# Overige rubrieken > Peilingen >  Mijn partner beïnvloedt mijn drankgebruik

## Leontien

Uit een Amerikaans onderzoek blijkt dat getrouwde vrouwen meer drinken dan single vrouwen. Getrouwde vrouwen passen zich aan het drankgebruik van hun man. Zodra ze single worden, is dat niet meer aan de orde.

Het blijkt ook dan juist getrouwde mannen minder gaan drinken dan single mannen. Getrouwde mannen passen zich dus aan aan het drankgebruik van hun vrouw.
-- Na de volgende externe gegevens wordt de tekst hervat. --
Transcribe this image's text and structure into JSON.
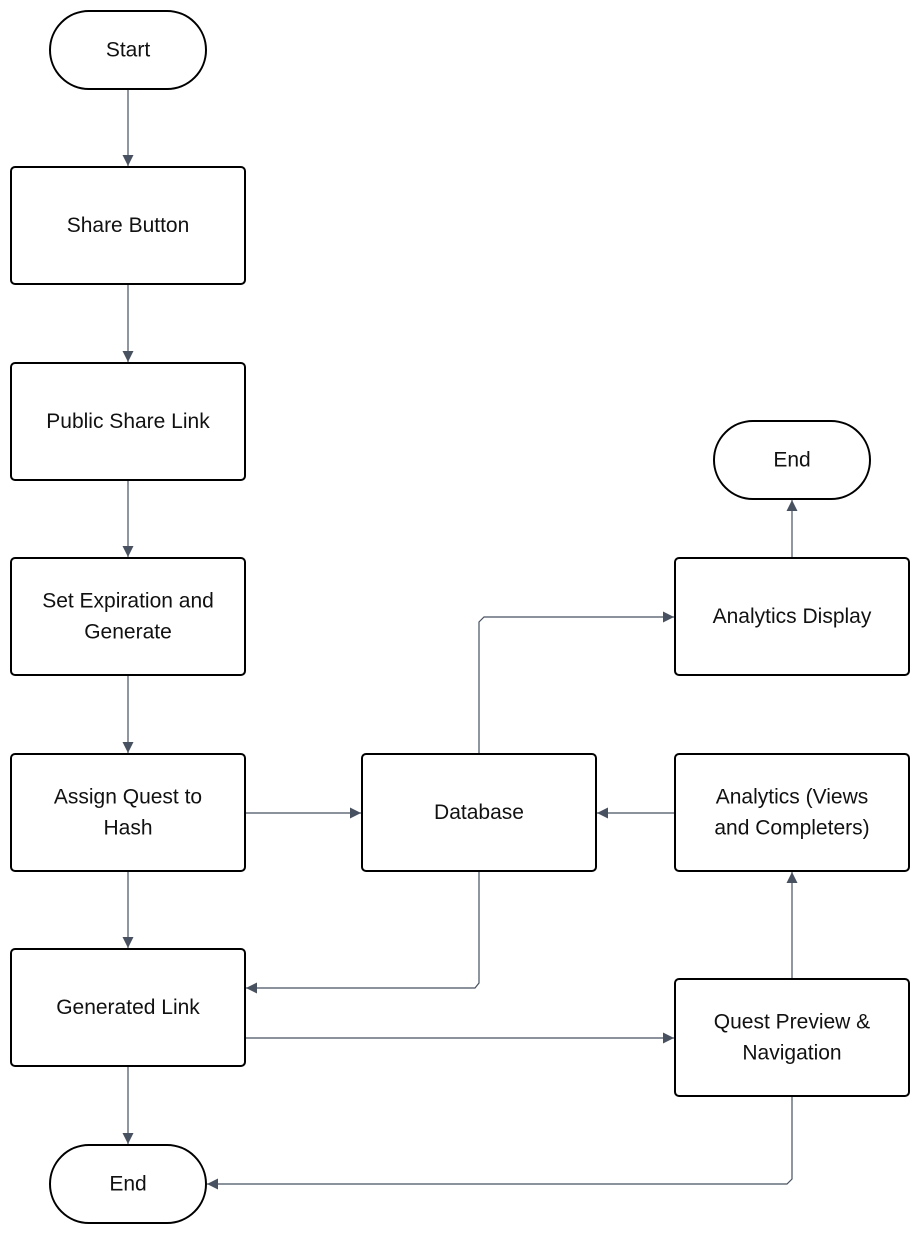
{
  "colors": {
    "node_fill": "#ffffff",
    "node_stroke": "#000000",
    "edge": "#475160",
    "text": "#111111"
  },
  "nodes": {
    "start": {
      "shape": "terminal",
      "lines": [
        "Start"
      ]
    },
    "share_button": {
      "shape": "process",
      "lines": [
        "Share Button"
      ]
    },
    "public_share_link": {
      "shape": "process",
      "lines": [
        "Public Share Link"
      ]
    },
    "set_expiration": {
      "shape": "process",
      "lines": [
        "Set Expiration and",
        "Generate"
      ]
    },
    "assign_quest": {
      "shape": "process",
      "lines": [
        "Assign Quest to",
        "Hash"
      ]
    },
    "generated_link": {
      "shape": "process",
      "lines": [
        "Generated Link"
      ]
    },
    "end_left": {
      "shape": "terminal",
      "lines": [
        "End"
      ]
    },
    "database": {
      "shape": "process",
      "lines": [
        "Database"
      ]
    },
    "analytics_display": {
      "shape": "process",
      "lines": [
        "Analytics Display"
      ]
    },
    "end_right": {
      "shape": "terminal",
      "lines": [
        "End"
      ]
    },
    "analytics_views": {
      "shape": "process",
      "lines": [
        "Analytics (Views",
        "and Completers)"
      ]
    },
    "quest_preview": {
      "shape": "process",
      "lines": [
        "Quest Preview &",
        "Navigation"
      ]
    }
  },
  "edges": [
    {
      "from": "start",
      "to": "share_button"
    },
    {
      "from": "share_button",
      "to": "public_share_link"
    },
    {
      "from": "public_share_link",
      "to": "set_expiration"
    },
    {
      "from": "set_expiration",
      "to": "assign_quest"
    },
    {
      "from": "assign_quest",
      "to": "generated_link"
    },
    {
      "from": "generated_link",
      "to": "end_left"
    },
    {
      "from": "assign_quest",
      "to": "database"
    },
    {
      "from": "database",
      "to": "generated_link"
    },
    {
      "from": "database",
      "to": "analytics_display"
    },
    {
      "from": "analytics_display",
      "to": "end_right"
    },
    {
      "from": "analytics_views",
      "to": "database"
    },
    {
      "from": "generated_link",
      "to": "quest_preview"
    },
    {
      "from": "quest_preview",
      "to": "analytics_views"
    },
    {
      "from": "quest_preview",
      "to": "end_left"
    }
  ]
}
Vooral net gescheiden mannen drinken heel veel.

Nu vraag ik me af of jouw drankgebruik beïnvloed wordt door je partner. 

Breng je stem hierboven uit en licht eventueel hieronder toe!

----------


## knolselder

beïnvloedt..  :Embarrassment:

----------


## motorwybe

Knolselder was me net even vóór....
Overigens, mijn (toch al zeer beperkte) alcoholconsumptie bepaal ik volledig zelf en kan dus niet worden beïnvloed door wie dan ook.
Motto : zelf denken, samen leven. (en dus je eigen verantwoordelijkheden kennen).

----------


## schanulleke1968

Ik drink zelden of nooit alcohol. Ik laat me door niemand beinvloeden. ongeacht hoe de situatie ook mag zijn. Zelf kiezen voor jezelf is altijd de beste oplossing.

----------


## Elisabeth9

Toen ik midden twintig was (en single) dronk ik mee met mijn vriendinnen voor de gezelligheid maar ik kon er nooit goed tegen.  :Wink:  het was teveel,..vrienden kunnen behoorlijk veel drinken als ze "single" zijn..zowel vrouwen als mannen.. en op de 1 of andere manier drink je toch iets meer mee omdat de juiste sfeer en knusheid aanwezig is! als ik alleen ben drink ik zelden, ik drink soms wel iets in het gezelschap van anderen, maar drink er altijd water bij, omdat alcohol vocht aan het lichaam onttrekt...dit wist ik vroeger niet maar dat is nu wel bekend!!! :Big Grin:  nu ik ouder en wijzer ben geworden en veel om mij heen heb gezien en "nog" zie wat alcohol betreft, ben ik er nog alerter op!  :Embarrassment: 

de stelling die hierboven staat daar kan ik mij helemaal in vinden....mannen gaan compleet los als ze single worden (na hun scheiding) en drinken zich soms een stuk in hun kraag...
getrouwde mannen worden over het algemeen rustiger met hun drank gedrag omdat ze tevens meer verantwoording krijgen...getrouwde vrouwen kunnen soms best iets meer drinken door hun immer altijd durende zorg om het gezin!!!! er is veel leed wat wij niet zien.. :Wink: 

als ik de beelden op tv zie van jongeren die zich helemaal laten vollopen ben ik daar bezorgd om...vreselijk...dat heb ik nooit gedaan....maar ja dit zijn andere tijden dan vroeger...
toch worden er nu campagnes gehouden tegen alcohol speciaal gericht op de jeugd, maar het lijkt wel of de situatie erger wordt, dit is een ernstige zaak.....

----------


## motorwybe

Kijk, hierboven staat een reclame van de VVD.
Ik kan me voorstellen dat jullie niet kunnen bestaan zonder commerciéle reclames.
maar van de VVd ? ? ? Daar word ik zo kriegelig van, dat ik me toch een stuk in m'n kraag ga drinken.
Graag, om dat te neutraliseren ook een reclame van b.v. de PvdA, waar oorspronkelijk de drankbestrijding haar basis had.
Kan ik weer nuchter worden......

----------


## sliana

omdat mijn ex een stevige gebruiker is ben ik van hem af gegaan omdat ik wel inzag dat DAT NIET het leven was dat ik wilde leven,ikzelf moest van hem ook gaan drinken om ''erbij'' nou dat heb ik geweten.......!!!
Nee dan maar een leven zonder man die alcohol nuttigd maar een drinker never nooit meer.
Ga liever nuchter door het leven zodat je alles heel bewust kunt meemaken en er dubbel van kan genieten.

----------


## Luuss0404

Ik hou lekker mijn eigen tempo aan als ik drink en soms is dat 1 of 2 glaasjes en dan kan iedereen om mij heen nog doordrinken dan stap ik over op non alcoholisch en soms dan drink ik wat meer. Ligt aan hoe ik mij voel en niet aan de hoeveelheid die een ander drinkt...

----------